Come trovare le lampade a infrarossi da 300 W adatte al proprio forno
Siamo onesti: quando si cerca un sostituto per le lampade di un forno a convezione importato, di solito ci si trova di fronte a due opzioni. O si pagano prezzi elevati per componenti originali, oppure si cerca un’alternativa più economica, sperando che funzioni davvero.
Ma c’è un dettaglio importante: non si tratta semplicemente di sostituire una lampadina. Bisogna assicurarsi che la lampada possa fornire il calore necessario in modo uniforme.
La potenza giusta
Quel valore di 300 W indica quanto velocemente e intensamente viene rilasciato il calore. In un forno a convezione, la lampada collabora con l’aria forzata per garantire una distribuzione uniforme del calore.
Se si sceglie una potenza troppo bassa, il tempo necessario per raggiungere la temperatura desiderata aumenterà notevolmente. È frustrante. Ma se si sceglie una potenza troppo alta, si rischia di danneggiare il filamento o addirittura i cavi interni del forno.
Inoltre, è fondamentale verificare correttamente la tensione elettrica. Se si collega una lampada da 220 V a una presa da 110 V (o viceversa), la lampada si distruggerà molto rapidamente.
Il fattore “adattabilità”
Per queste lampade utilizziamo vetro di quarzo di alta qualità. Perché? Perché il quarzo non subisce danni quando la temperatura cambia rapidamente. Gestisce bene questi sbalzi termici.
La maggior parte delle lampade da 300 W utilizza connettori di tipo R7 o simili. Sono ottimi, perché si inseriscono facilmente nel loro alloggio. Niente bisogno di rifare i collegamenti elettrici.

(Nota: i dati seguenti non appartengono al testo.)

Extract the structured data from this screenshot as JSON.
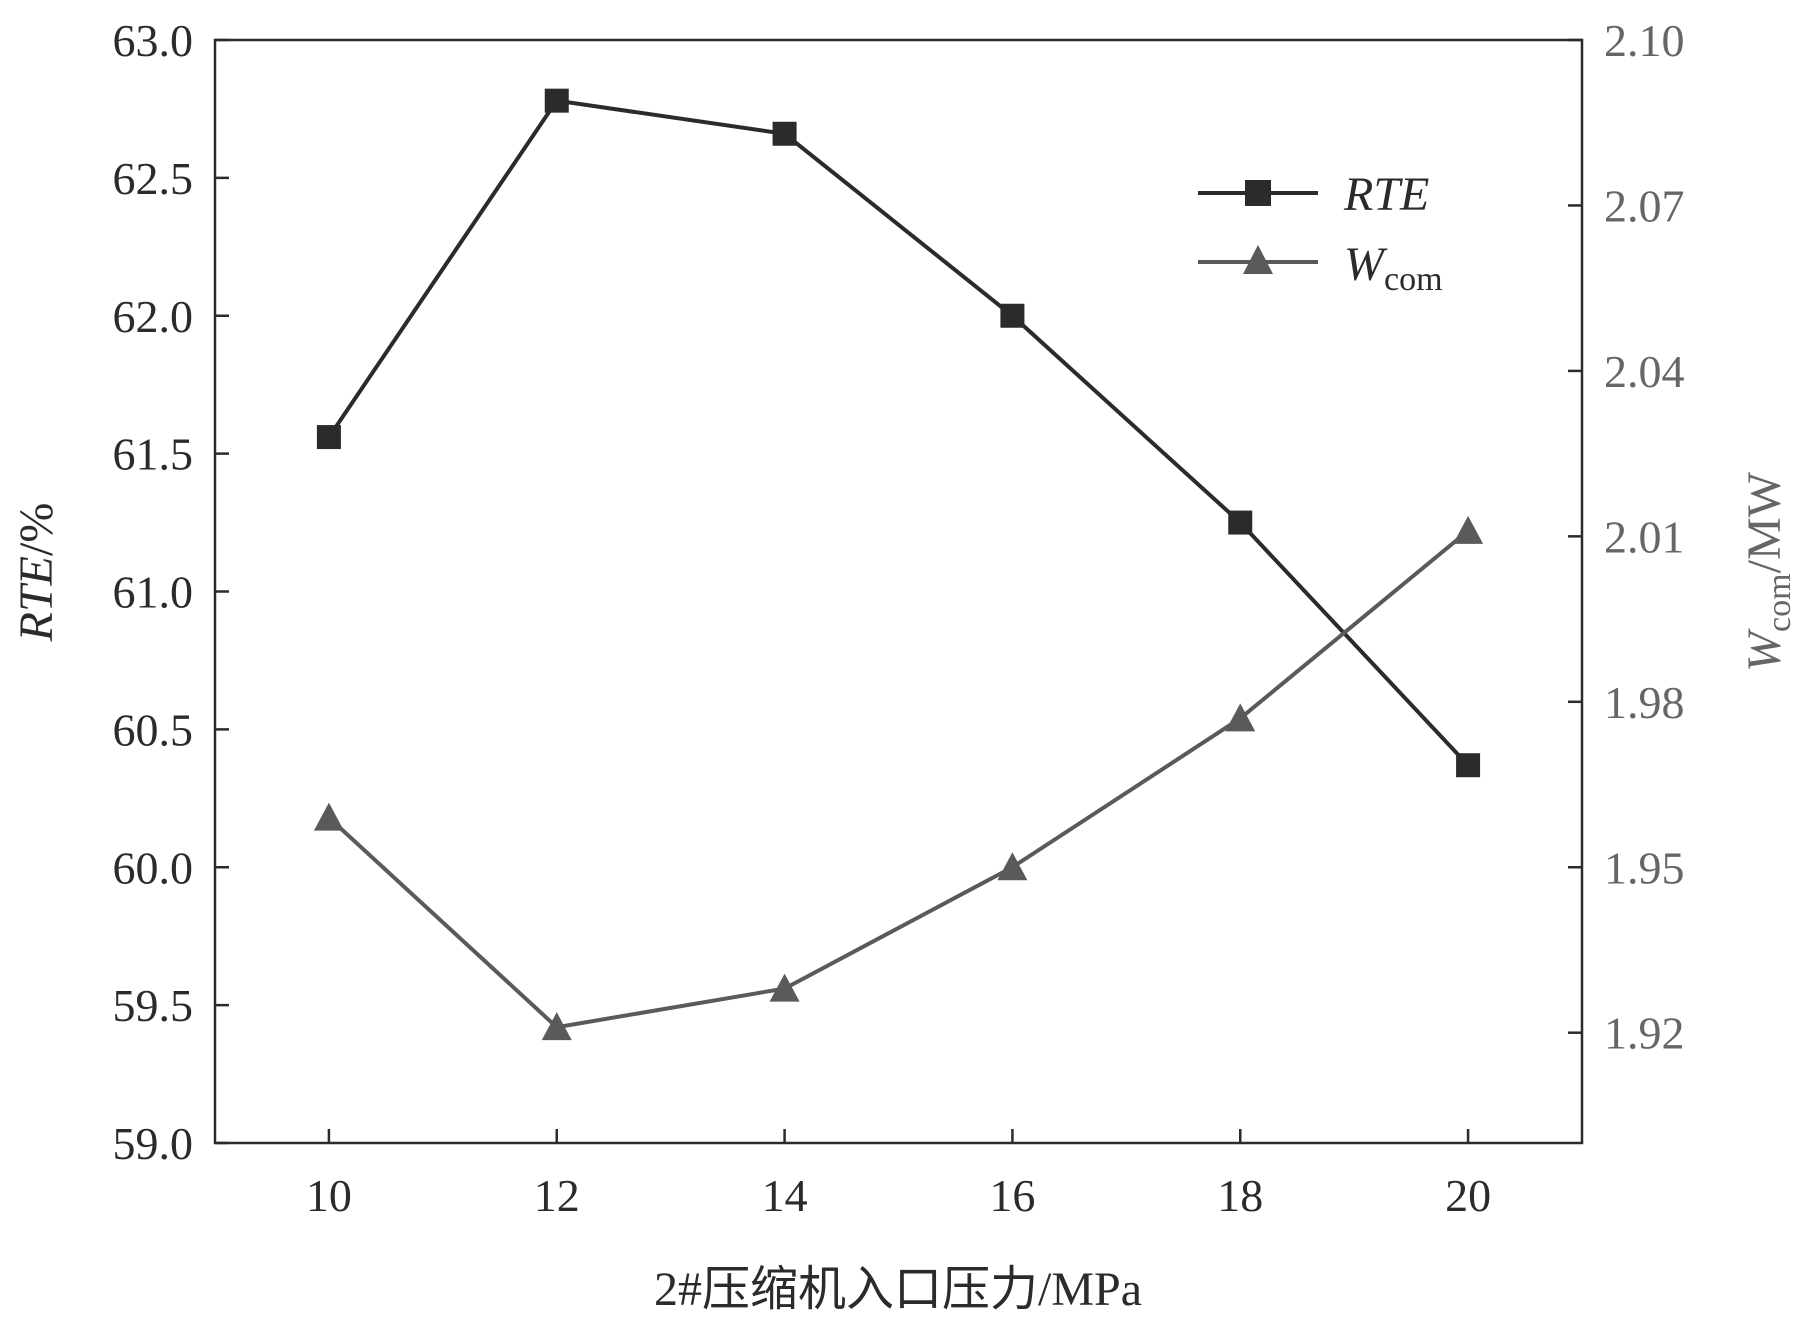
{
  "chart_data": {
    "type": "line",
    "x": [
      10,
      12,
      14,
      16,
      18,
      20
    ],
    "x_ticks": [
      "10",
      "12",
      "14",
      "16",
      "18",
      "20"
    ],
    "xlim": [
      9,
      21
    ],
    "xlabel": "2#压缩机入口压力/MPa",
    "y_left": {
      "label_main": "RTE",
      "label_unit": "/%",
      "lim": [
        59.0,
        63.0
      ],
      "ticks": [
        "59.0",
        "59.5",
        "60.0",
        "60.5",
        "61.0",
        "61.5",
        "62.0",
        "62.5",
        "63.0"
      ],
      "tick_values": [
        59.0,
        59.5,
        60.0,
        60.5,
        61.0,
        61.5,
        62.0,
        62.5,
        63.0
      ]
    },
    "y_right": {
      "label_main": "W",
      "label_sub": "com",
      "label_unit": "/MW",
      "lim": [
        1.9,
        2.1
      ],
      "ticks": [
        "1.92",
        "1.95",
        "1.98",
        "2.01",
        "2.04",
        "2.07",
        "2.10"
      ],
      "tick_values": [
        1.92,
        1.95,
        1.98,
        2.01,
        2.04,
        2.07,
        2.1
      ]
    },
    "series": [
      {
        "name": "RTE",
        "axis": "left",
        "marker": "square",
        "color": "#2b2b2b",
        "values": [
          61.56,
          62.78,
          62.66,
          62.0,
          61.25,
          60.37
        ]
      },
      {
        "name_main": "W",
        "name_sub": "com",
        "axis": "right",
        "marker": "triangle",
        "color": "#5a5a5a",
        "values": [
          1.959,
          1.921,
          1.928,
          1.95,
          1.977,
          2.011
        ]
      }
    ],
    "legend_position": "top-right",
    "grid": false
  }
}
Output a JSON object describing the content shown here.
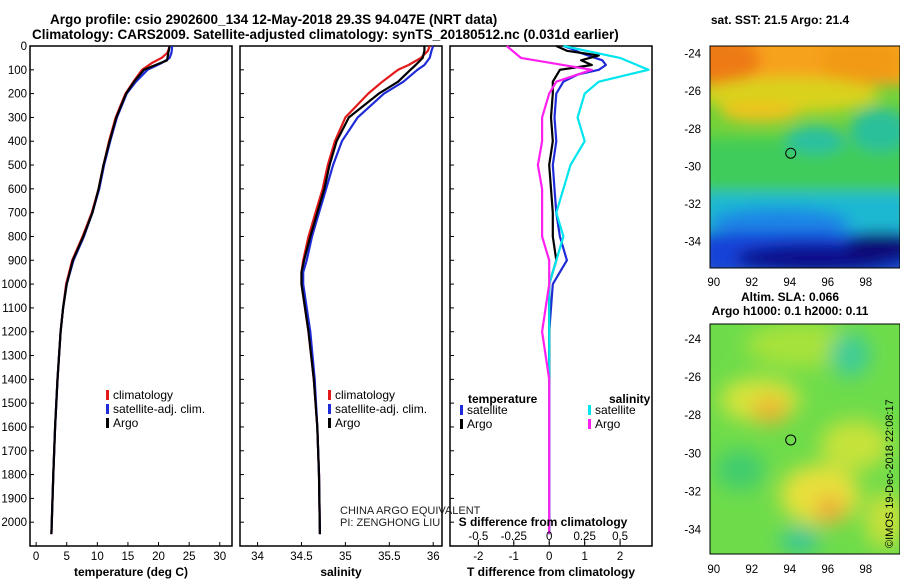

Ma attenzione alla lunghezza della lampada. Anche una differenza di 2 mm può impedire alla lampada di inserirsi correttamente nell’alloggio. Ciò crea uno spazio d’aria tra la lampada e l’alloggio, e in tal caso si possono verificare scintille o arcate elettriche ai terminali. Non è certo una situazione piacevole.
Il vero costo dell’“economico”
Ecco il compromesso: le opzioni economiche utilizzano filamenti di tungsteno di qualità inferiore. All’inizio sembrano identiche alle lampade costose: producono 300 W di luce, diventano rosse e svolgono perfettamente la loro funzione. Ma si usurano più rapidamente. Il filamento si assottiglia, e bisogna sostituire nuovamente la lampada.
Si risparmiano dei soldi all’inizio, ma si perde più tempo a gestire i problemi legati alla manutenzione. Se si sceglie questa soluzione, assicuratevi che i tecnici abbiano sempre a disposizione delle lampade di ricambio. Altrimenti, l’intera linea di produzione potrebbe fermarsi a causa di una lampada danneggiata.